Canada’s financial crimes watchdog has flagged thousands of suspected cases of criminal money laundering operations involving legal professionals.
Members within Canada’s law societies hold a unique window into how to aid criminals seeking to launder money gained from their criminal enterprises, according to a special report by Statistics Canada.
Around 2,400 suspicious transactions submitted to the Financial Transactions and Reports Analysis Centre of Canada between 2022 and 2023 reported “entities within Canada’s anti-money laundering and anti-terrorist financing regime referenced transactions involving legal professionals and/or law firms.”
“An analysis of FINTRAC data holdings demonstrates that the role of legal professionals in financial transactions is significant and high volumes of funds are potentially exposed,” reads the report.

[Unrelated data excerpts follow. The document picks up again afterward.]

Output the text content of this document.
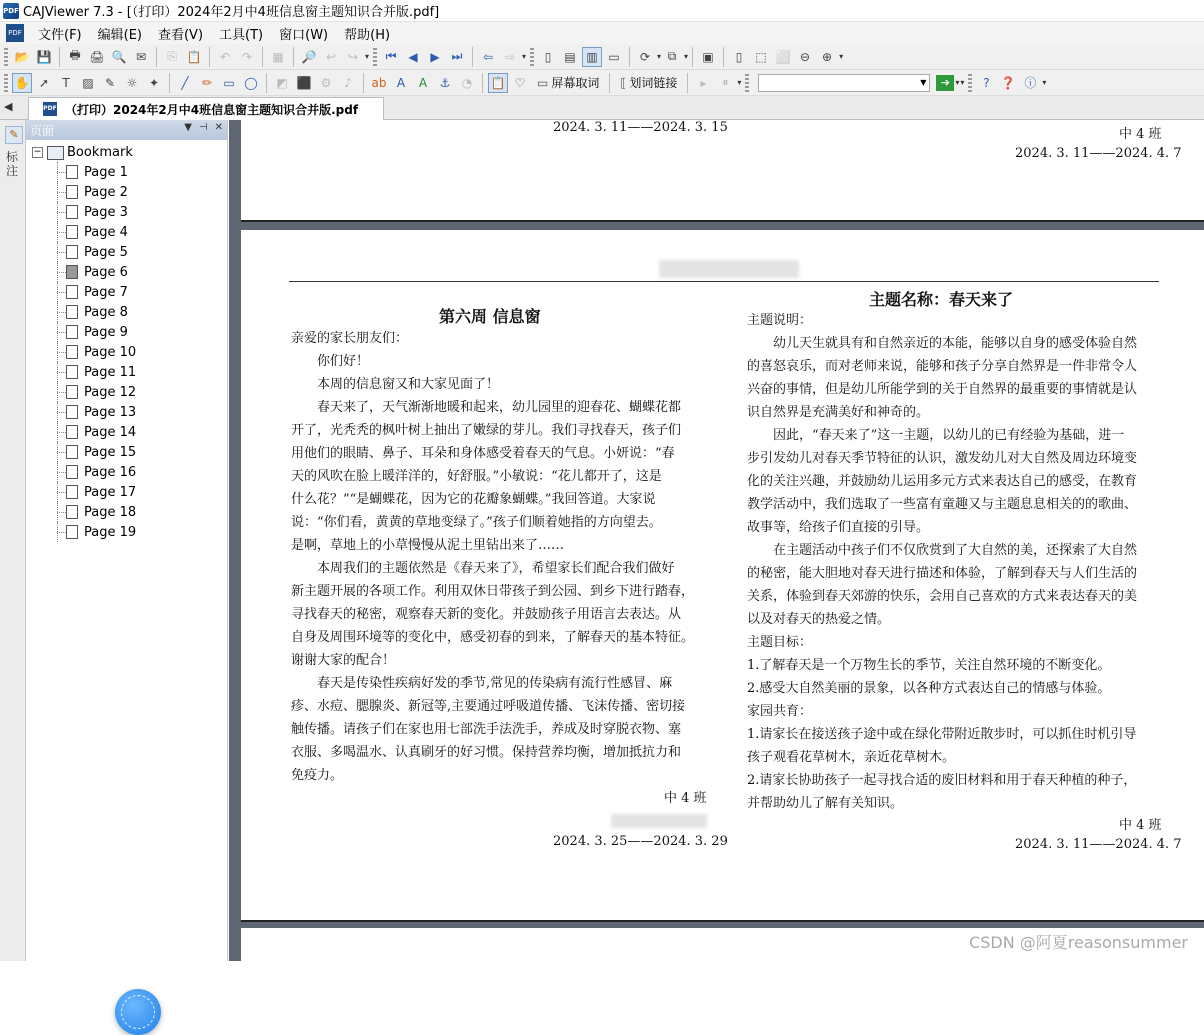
PDF CAJViewer 7.3 - [（打印）2024年2月中4班信息窗主题知识合并版.pdf]
PDF	文件(F)	编辑(E)	查看(V)	工具(T)	窗口(W)	帮助(H)
📂 💾	🖶 🖨 🔍 ✉	⎘ 📋	↶ ↷	▦	🔎 ↩ ↪ ▾	⏮ ◀	▶ ⏭	⇦ ⇨ ▾	▯	▤ ▥ ▭	⟳ ▾ ⧉ ▾	▣	▯	⬚ ⬜ ⊖ ⊕ ▾
✋ ➚	T	▨ ✎ ☼ ✦	╱	✏ ▭ ◯	◩ ⬛ ⚙	♪	ab A	A	⚓ ◔	📋 ♡ ▭ 屏幕取词 ⟦ 划词链接	▸	⏸	▾	▼	➔ ▾ ▾	? ❓ ⓘ ▾
◀	PDF （打印）2024年2月中4班信息窗主题知识合并版.pdf
✎
标注
页面	▼ ⊣ ✕
− Bookmark
Page 1
Page 2
Page 3
Page 4
Page 5
Page 6
Page 7
Page 8
Page 9
Page 10
Page 11
Page 12
Page 13
Page 14
Page 15
Page 16
Page 17
Page 18
Page 19
2024. 3. 11——2024. 3. 15	中 4 班
2024. 3. 11——2024. 4. 7
第六周 信息窗
亲爱的家长朋友们：
　　你们好！
　　本周的信息窗又和大家见面了！
　　春天来了，天气渐渐地暖和起来，幼儿园里的迎春花、蝴蝶花都
开了，光秃秃的枫叶树上抽出了嫩绿的芽儿。我们寻找春天，孩子们
用他们的眼睛、鼻子、耳朵和身体感受着春天的气息。小妍说：“春
天的风吹在脸上暖洋洋的，好舒服。”小敏说：“花儿都开了，这是
什么花？”“是蝴蝶花，因为它的花瓣象蝴蝶。”我回答道。大家说
说：“你们看，黄黄的草地变绿了。”孩子们顺着她指的方向望去。
是啊，草地上的小草慢慢从泥土里钻出来了……
　　本周我们的主题依然是《春天来了》，希望家长们配合我们做好
新主题开展的各项工作。利用双休日带孩子到公园、到乡下进行踏春，
寻找春天的秘密，观察春天新的变化。并鼓励孩子用语言去表达。从
自身及周围环境等的变化中，感受初春的到来，了解春天的基本特征。
谢谢大家的配合！
　　春天是传染性疾病好发的季节,常见的传染病有流行性感冒、麻
疹、水痘、腮腺炎、新冠等,主要通过呼吸道传播、飞沫传播、密切接
触传播。请孩子们在家也用七部洗手法洗手，养成及时穿脱衣物、塞
衣服、多喝温水、认真刷牙的好习惯。保持营养均衡，增加抵抗力和
免疫力。
中 4 班
2024. 3. 25——2024. 3. 29
主题名称：春天来了
主题说明：
　　幼儿天生就具有和自然亲近的本能，能够以自身的感受体验自然
的喜怒哀乐，而对老师来说，能够和孩子分享自然界是一件非常令人
兴奋的事情，但是幼儿所能学到的关于自然界的最重要的事情就是认
识自然界是充满美好和神奇的。
　　因此，“春天来了”这一主题，以幼儿的已有经验为基础，进一
步引发幼儿对春天季节特征的认识，激发幼儿对大自然及周边环境变
化的关注兴趣，并鼓励幼儿运用多元方式来表达自己的感受，在教育
教学活动中，我们选取了一些富有童趣又与主题息息相关的的歌曲、
故事等，给孩子们直接的引导。
　　在主题活动中孩子们不仅欣赏到了大自然的美，还探索了大自然
的秘密，能大胆地对春天进行描述和体验，了解到春天与人们生活的
关系，体验到春天郊游的快乐，会用自己喜欢的方式来表达春天的美
以及对春天的热爱之情。
主题目标：
1.了解春天是一个万物生长的季节，关注自然环境的不断变化。
2.感受大自然美丽的景象，以各种方式表达自己的情感与体验。
家园共育：
1.请家长在接送孩子途中或在绿化带附近散步时，可以抓住时机引导
孩子观看花草树木，亲近花草树木。
2.请家长协助孩子一起寻找合适的废旧材料和用于春天种植的种子，
并帮助幼儿了解有关知识。
中 4 班
2024. 3. 11——2024. 4. 7
CSDN @阿夏reasonsummer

“While the vast majority of legal professionals undertake legitimate transactions, suspicious transaction reporting submitted to FINTRAC indicates that many professional money laundering schemes may rely on the involvement of a legal professional.”
Members of the legal profession possess the necessary knowledge and skills useful to criminals who need to launder the proceeds of crime, while evading economic sanctions.
Canada is home to 14 law societies, established by the provinces and territories to regulate the Canadian legal profession in the best interest of the public, and to hold lawyers accountable to their rules.
These law societies conduct ongoing reviews, audit programs and investigate complaints received against members of the legal profession, which can ultimately lead to disciplinary hearings, fines, restrictions, suspensions and disbarment in the worst case.
However, “the established principles of solicitor-client privilege in common law systems and professional secrecy in Quebec that protect the communication of legal advice between certain legal professionals and clients may also be misused to shield information and shut down lines of inquiry by financial institutions relating to transaction details and source of funds.”
Additionally, outside of B.C., legal professionals are not obligated to maintain a compliance program, record keeping, know-your-client requirements, or reporting under Canada’s Anti-Money Laundering and Anti-Terrorist Financing Regime.
Instead, the legal profession is self-regulated and not under the supervision of FINTRAC, which is likely to attract money launderers and transnational organized crime groups “who seek to exploit the sector to move and mask illicit funds and activity.”
Legal professionals offer a variety of services that involve conducting monetary transactions held in trust accounts for their clients and creating legal entities such as corporations and trusts for real estate.
Lawyers themselves may also act as shareholders or directors in these proceedings.
For example, it’s very common to utilize the services of a lawyer in real estate dealings and there are a variety of ways that such transactions provide opportunities to move illicit proceeds quickly, like back-to-back successive sales of property, with or without a mortgage or by inflating the value of the property.
Additionally, illicit activity can involve concealing ownership through purchase with a false name, via intermediaries, or through a company and or trust.
Finally, engaging in mortgage fraud with antecedent laundering are all ways to advance money while remaining under the radar.
“The services that legal professionals provide give them a unique window into their clients’ business structure, arrangements, and practices,” reads the report.
“In 2022–23, an estimated 615,000 large cash transaction reports and electronic funds transfer reports involved legal professionals with combined transaction values totalling $110 billion, reflecting only a part of the sizable role legal professionals and law firms play in Canadian economic activity.”
Money laundering, sanction evasions and even terrorist activity financing have all been reported and well-documented within the legal community by the Financial Action Task Force and the Egmont Group of Financial Intelligence Units.
A 2018 joint assessment published by the FATF and the Egmont Group assessed how legal professionals can aid criminals in concealing their wealth and illicit assets, which revealed the important role of professional intermediaries in forming and operating corporate structures that enable the identity of their beneficiaries and controllers to remain anonymous.
The report found this to be a key feature of such schemes, especially in cases where the proceeds of crime were significant.
“Complicit legal professionals, as enablers and third-party money launderers separate from the proceeds-generating criminal activity, can offer a veneer of legitimacy and respectability to a financial transaction that may dissuade questioning or suspicion from financial institutions,” reads the report.